My GPU rasterizer produces real-time, interactive renders of complex geometry. In general, involves checking the pixels associated with each triangle's bounding square (transformed to screen space), using barycentric coordinates to determine overlap color and depth for the fragment map, which is then lit using Lamberrt shading. Scene data is loaded from gltf file format and rendered using the pipeline outlined below.

Pipeline

  1. Vertex shading
  2. Primitive assembly with support for triangles read from buffers of index and vertex data
  3. Scanline rasterization
  4. Fragment shading with lighting scheme
  5. Depth buffer for storing and depth testing fragments
  6. Fragment-to-depth-buffer writing (with atomics for race avoidance)

Analysis

SSAA

SSAA FPS

Super-sample anti-aliasing renders a higher resolution image and then samples groups pixels when it reduces it down to output resolution. The technique definitely comes at a performance cost as shown in this chart. The scene used was a duck taking up almost half of the screen. There are 4x as many pixels rendered in SSAAx2. An optimization of the technique was sampling before transferring from fragment to frame buffer, allowing for a smaller frame buffer and less data passed to the "sendImageToPBO" kernel.
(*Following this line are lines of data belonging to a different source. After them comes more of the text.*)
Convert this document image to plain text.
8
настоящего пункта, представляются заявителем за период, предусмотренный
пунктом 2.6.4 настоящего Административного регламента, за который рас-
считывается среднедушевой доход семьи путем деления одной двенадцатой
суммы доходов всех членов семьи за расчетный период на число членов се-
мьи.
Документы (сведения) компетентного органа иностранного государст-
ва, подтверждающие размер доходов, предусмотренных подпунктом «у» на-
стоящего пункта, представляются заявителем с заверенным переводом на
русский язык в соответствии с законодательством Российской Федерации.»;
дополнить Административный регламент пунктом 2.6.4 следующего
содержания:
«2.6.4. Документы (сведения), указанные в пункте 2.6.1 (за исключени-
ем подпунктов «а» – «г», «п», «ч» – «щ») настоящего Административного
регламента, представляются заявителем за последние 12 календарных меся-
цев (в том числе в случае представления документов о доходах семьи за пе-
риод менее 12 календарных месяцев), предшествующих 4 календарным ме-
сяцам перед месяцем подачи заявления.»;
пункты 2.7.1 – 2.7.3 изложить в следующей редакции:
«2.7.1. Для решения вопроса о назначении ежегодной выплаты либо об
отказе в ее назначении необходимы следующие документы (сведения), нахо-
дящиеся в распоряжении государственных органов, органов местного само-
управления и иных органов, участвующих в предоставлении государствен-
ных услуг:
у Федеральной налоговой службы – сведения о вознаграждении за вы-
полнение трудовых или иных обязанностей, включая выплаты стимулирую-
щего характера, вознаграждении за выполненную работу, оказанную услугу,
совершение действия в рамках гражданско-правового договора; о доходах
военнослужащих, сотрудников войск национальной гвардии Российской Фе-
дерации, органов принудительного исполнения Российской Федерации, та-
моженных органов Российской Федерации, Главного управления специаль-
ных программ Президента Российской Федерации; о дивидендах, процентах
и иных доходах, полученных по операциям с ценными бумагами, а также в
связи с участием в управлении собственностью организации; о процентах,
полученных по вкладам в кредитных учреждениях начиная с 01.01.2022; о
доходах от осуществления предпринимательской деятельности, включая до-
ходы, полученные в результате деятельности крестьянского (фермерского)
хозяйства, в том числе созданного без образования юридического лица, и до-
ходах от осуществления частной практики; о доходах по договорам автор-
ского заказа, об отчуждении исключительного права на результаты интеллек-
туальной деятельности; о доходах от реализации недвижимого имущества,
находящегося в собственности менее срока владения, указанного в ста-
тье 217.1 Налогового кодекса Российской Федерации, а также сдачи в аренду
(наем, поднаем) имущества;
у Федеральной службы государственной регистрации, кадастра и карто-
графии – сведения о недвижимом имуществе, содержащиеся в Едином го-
This may be further optimized by passing less data into the fragment buffer.

SSAA FPS

Another feature is bilinear UV interpolation in order to reduce artifacts and increase texture quality. This comes at a very small performance cost as shown in the chart. The algorithm was written with minimal computation other than the interpolation (only multiplying at the end, few local variables) in order to be optimized. Shared memory may speed up the memory access part of the procedure, though the low performance cost may not merit further optimization. Vertex color interpolation is also a part of the rasterizer, which comes at a negligible performance cost, since it just requires color to be stored and interpolated once using barycentric coordinates.